The total purchase price for VVG is US$8,870,000 (C$11,885,800) that includes a cash payment of US$7,620,000 (C$10,134,600), and 2,814,180 common shares of the Company at $0.5952 per share for an aggregate total value of USD $1,250,000 (C$1,675,000). The issuance of shares is subject to approval by the Board of Directors and the CSE.
Share Purchase Warrants
The Company also announces that, pursuant to the loan agreement with Top Strike Resources Corp. (“Top Strike”), it has issued 2,600,000 share purchase warrants to Top Strike upon repayment of the loan totaling C$3.25 million and associated fees of C$286,000. Each warrant is exercisable at C$0.55 per share for a period of one year from the date of issuance.
The board of directors of the Company approved the settlement of C$63,262 of an outstanding debt through the issuance of common shares of the Company to an arm’s length party (the “Debt Settlement”). Pursuant to the Debt Settlement, the Company would issue up to 140,582 common shares of the Company at a deemed price of C$0.45 per share.
About IONIC Brands Corp
IONIC BRANDS is a national cannabis holdings company based in Washington, led by a team of successful entrepreneurs. The company is focused on building a multi-state consumer-focused cannabis concentrate brand portfolio focusing on the premium and luxury segments. The cornerstone Brand of the portfolio, IONIC, is an accomplished #1 vaporizer brand in Washington State has aggressively expanded throughout the west coast of the United States and is currently operating in Washington, Oregon and California. IONIC BRANDS’ strategy is to be the leader of the highest-value segments of the cannabis market and expand nationally.
ON BEHALF OF THE BOARD OF DIRECTORS
CEO and Director
For inquiries, please visit www.ionicbrands.com, by email email@example.com or call investor relations at 253-248-7920 (option 4).
READ ORIGINAL RELEASE
The CSE does not accept responsibility for the adequacy or accuracy of this release.

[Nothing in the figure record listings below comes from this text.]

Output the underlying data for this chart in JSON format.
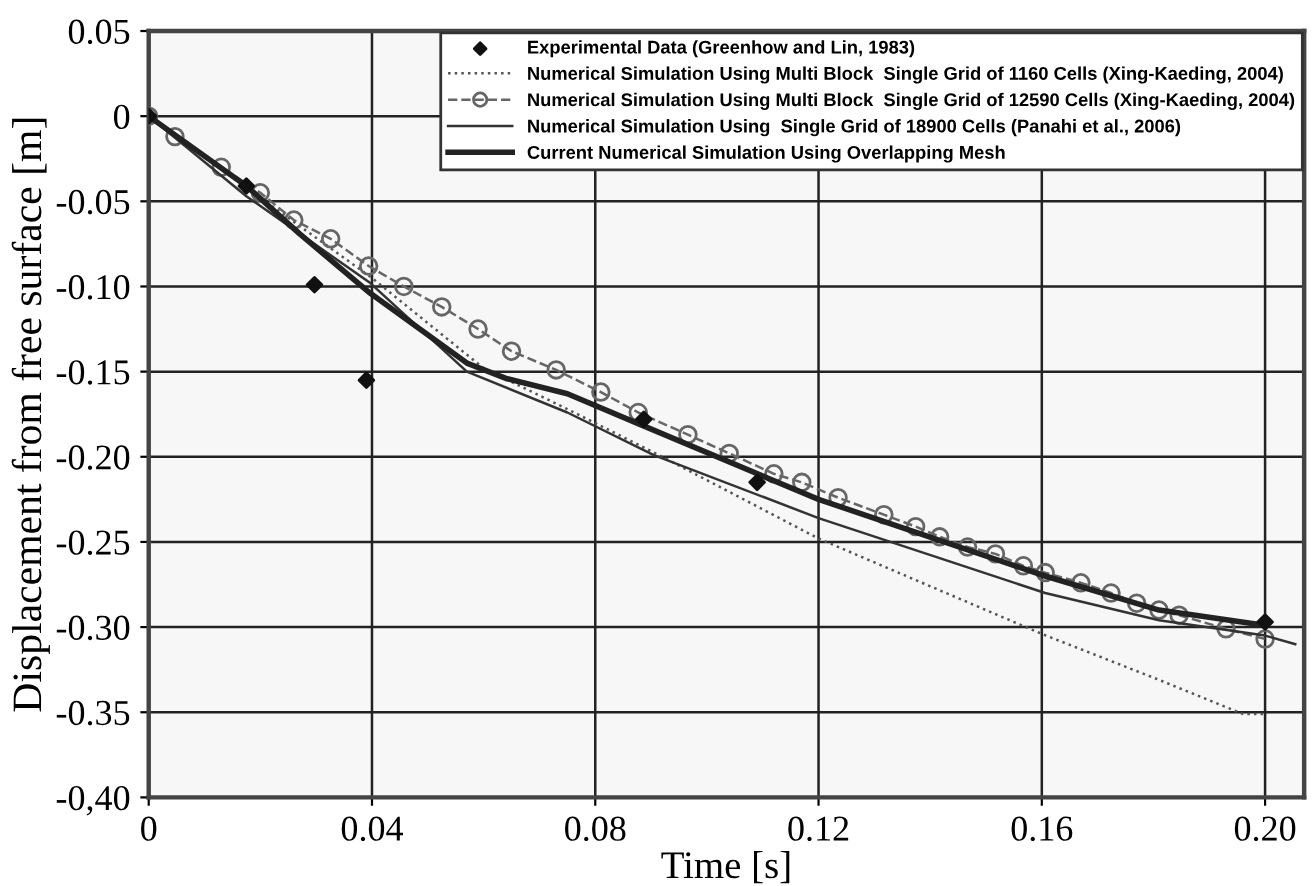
{
  "chart_data": {
    "type": "line",
    "xlabel": "Time [s]",
    "ylabel": "Displacement from free surface [m]",
    "xlim": [
      0,
      0.207
    ],
    "ylim": [
      -0.4,
      0.05
    ],
    "xticks": [
      0,
      0.04,
      0.08,
      0.12,
      0.16,
      {
        "value": 0.2,
        "label": "0.20"
      }
    ],
    "yticks": [
      0.05,
      0,
      -0.05,
      {
        "value": -0.1,
        "label": "-0.10"
      },
      -0.15,
      {
        "value": -0.2,
        "label": "-0.20"
      },
      -0.25,
      {
        "value": -0.3,
        "label": "-0.30"
      },
      -0.35,
      {
        "value": -0.4,
        "label": "-0,40"
      }
    ],
    "grid": true,
    "legend": "top right",
    "series": [
      {
        "name": "Experimental Data (Greenhow and Lin, 1983)",
        "type": "scatter",
        "marker": "diamond",
        "color": "#111111",
        "x": [
          0,
          0.0175,
          0.0297,
          0.039,
          0.0887,
          0.109,
          0.2
        ],
        "values": [
          0,
          -0.041,
          -0.099,
          -0.155,
          -0.178,
          -0.215,
          -0.297
        ]
      },
      {
        "name": "Numerical Simulation Using Multi Block  Single Grid of 1160 Cells (Xing-Kaeding, 2004)",
        "line_style": "dotted",
        "marker": "none",
        "color": "#555555",
        "x": [
          0,
          0.0175,
          0.04,
          0.06,
          0.075,
          0.092,
          0.12,
          0.16,
          0.181,
          0.196,
          0.2
        ],
        "values": [
          0,
          -0.042,
          -0.095,
          -0.148,
          -0.172,
          -0.2,
          -0.248,
          -0.304,
          -0.331,
          -0.351,
          -0.351
        ]
      },
      {
        "name": "Numerical Simulation Using Multi Block  Single Grid of 12590 Cells (Xing-Kaeding, 2004)",
        "line_style": "dashed",
        "marker": "circle",
        "color": "#666666",
        "x": [
          0,
          0.0047,
          0.013,
          0.02,
          0.026,
          0.0326,
          0.0394,
          0.0457,
          0.0525,
          0.059,
          0.065,
          0.073,
          0.081,
          0.0877,
          0.0966,
          0.104,
          0.112,
          0.117,
          0.1235,
          0.1317,
          0.1374,
          0.1417,
          0.1467,
          0.1517,
          0.1567,
          0.1606,
          0.167,
          0.1724,
          0.177,
          0.181,
          0.1846,
          0.193,
          0.2
        ],
        "values": [
          0,
          -0.012,
          -0.03,
          -0.045,
          -0.061,
          -0.072,
          -0.088,
          -0.1,
          -0.112,
          -0.125,
          -0.138,
          -0.149,
          -0.162,
          -0.174,
          -0.187,
          -0.198,
          -0.21,
          -0.215,
          -0.224,
          -0.234,
          -0.241,
          -0.247,
          -0.253,
          -0.257,
          -0.264,
          -0.268,
          -0.274,
          -0.28,
          -0.286,
          -0.29,
          -0.293,
          -0.301,
          -0.307
        ]
      },
      {
        "name": "Numerical Simulation Using  Single Grid of 18900 Cells (Panahi et al., 2006)",
        "line_style": "solid",
        "marker": "none",
        "color": "#333333",
        "x": [
          0,
          0.0175,
          0.0397,
          0.057,
          0.075,
          0.0905,
          0.12,
          0.1606,
          0.181,
          0.2,
          0.2054
        ],
        "values": [
          0,
          -0.047,
          -0.098,
          -0.15,
          -0.174,
          -0.199,
          -0.236,
          -0.28,
          -0.296,
          -0.305,
          -0.31
        ]
      },
      {
        "name": "Current Numerical Simulation Using Overlapping Mesh",
        "line_style": "solid",
        "marker": "none",
        "color": "#222222",
        "x": [
          0,
          0.0175,
          0.027,
          0.0397,
          0.057,
          0.064,
          0.075,
          0.088,
          0.12,
          0.1606,
          0.181,
          0.2
        ],
        "values": [
          0,
          -0.041,
          -0.069,
          -0.104,
          -0.145,
          -0.154,
          -0.163,
          -0.181,
          -0.225,
          -0.27,
          -0.29,
          -0.299
        ]
      }
    ]
  }
}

All statements, other than statements of historical fact, included herein are forward-looking statements that involve various risks and uncertainties. There can be no assurance that such statements will prove to be accurate and actual results and future events could differ materially from those anticipated in such statements. The risks are without limitations: the price for cannabis and related products will remain consistent and the consumer demand remains strong; availability of financing to the Company to develop the retail locations; retention of key employees and management; changes in State and/or municipal regulations of retail operations and changes in government regulations generally. Important factors that could cause actual results to differ materially from the Company’s expectations are disclosed in the Company’s documents filed from time to time with the Canadian Securities Exchange, the British Columbia Securities Commission, the Ontario Securities Commission and the Alberta Securities Commission.